The characterization of myosin–product complexes and of product-release steps during the magnesium ion-dependent adenosine triphosphatase reaction

Abstract

Evidence is presented that the myosin subfragment-1–ADP complex, generated by the addition of Mg2+ and ADP to subfragment 1, is an intermediate within the myosin Mg2+-dependent adenosine triphosphatase (ATPase) turnover cycle. The existence of this species as a steady-state intermediate at pH8 and 5°C is demonstrated by fluorescence measurements, but its concentration becomes too low to measure at 21°C. This arises because there is a marked temperature-dependence on the rate of the process controlling ADP dissociation from subfragment 1 (rate=1.4s-1 at 21°C, 0.07s-1 at 5°C). In the ATPase pathway this reaction is in series with a relatively temperature-insensitive process, namely an isomerization of the subfragment-1–product complex (rate=0.055s-1 at 21°C, 0.036s-1 at 5°C). By means of studies on the Pi inhibition of nucleotide-association rates, a myosin subfragment-1–Pi complex was characterized with a dissociation equilibrium constant of 1.5mm. Pi appears to bind more weakly to the myosin subfragment-1–ADP complex. The studies indicate that Pi dissociates from subfragment 1 at a rate greater than 40s-1, and substantiates the existence of a myosin-product isomerization before product release in the elementary processes of the Mg2+-dependent ATPase.
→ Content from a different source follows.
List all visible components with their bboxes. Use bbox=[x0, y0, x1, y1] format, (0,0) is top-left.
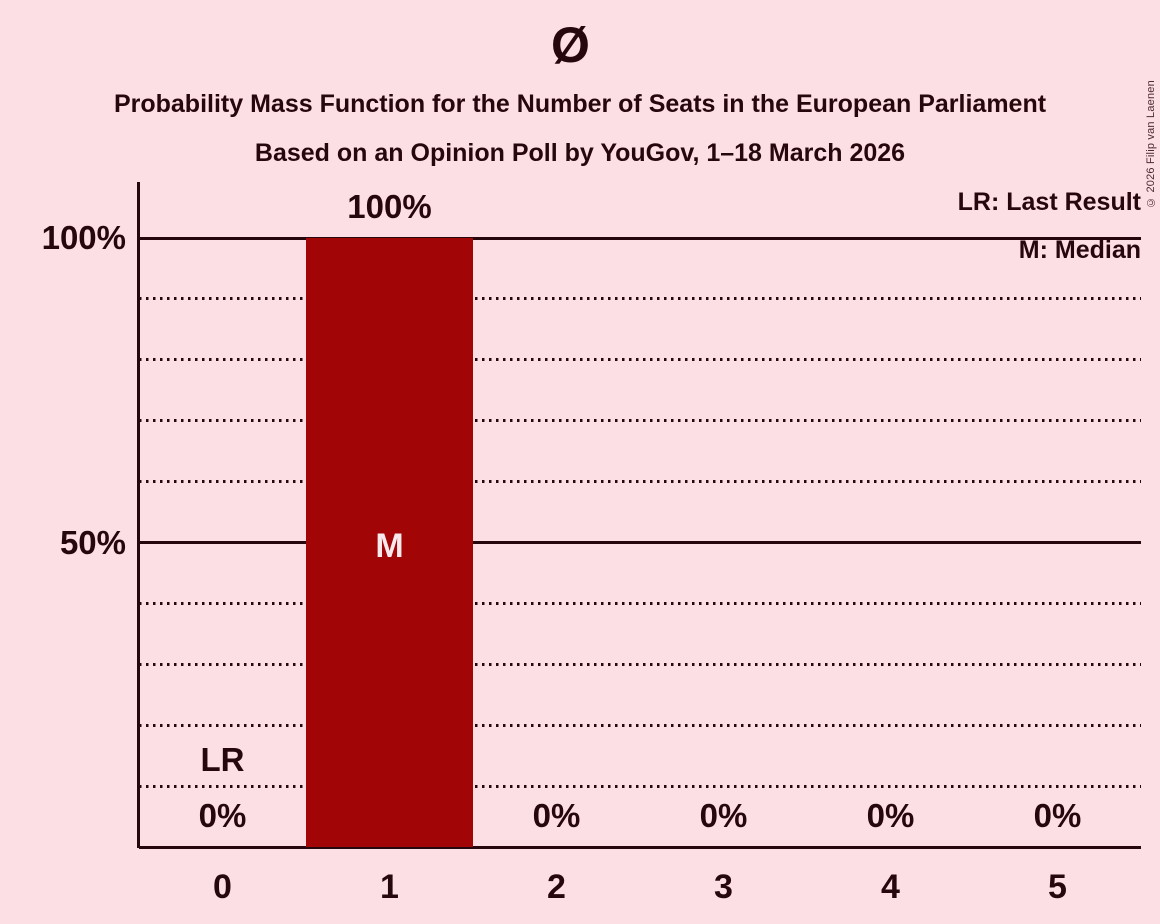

In this ATPase mechanism Mg2+ associates as a complex with ATP and is released as a complex with ADP. In 0.1m-KCl at pH8 1.0mol of H+ is released/mol of subfragment 1 concomitant with the myosin-product isomerization or Pi dissociation, and 0.23 mol of H+ is released/mol of subfragment when ATP binds to the protein, but 0.23 mol of H+ is taken up again from the medium when ADP dissociates. Within experimental sensitivity no H+ is released into the medium in the step involving ATP cleavage.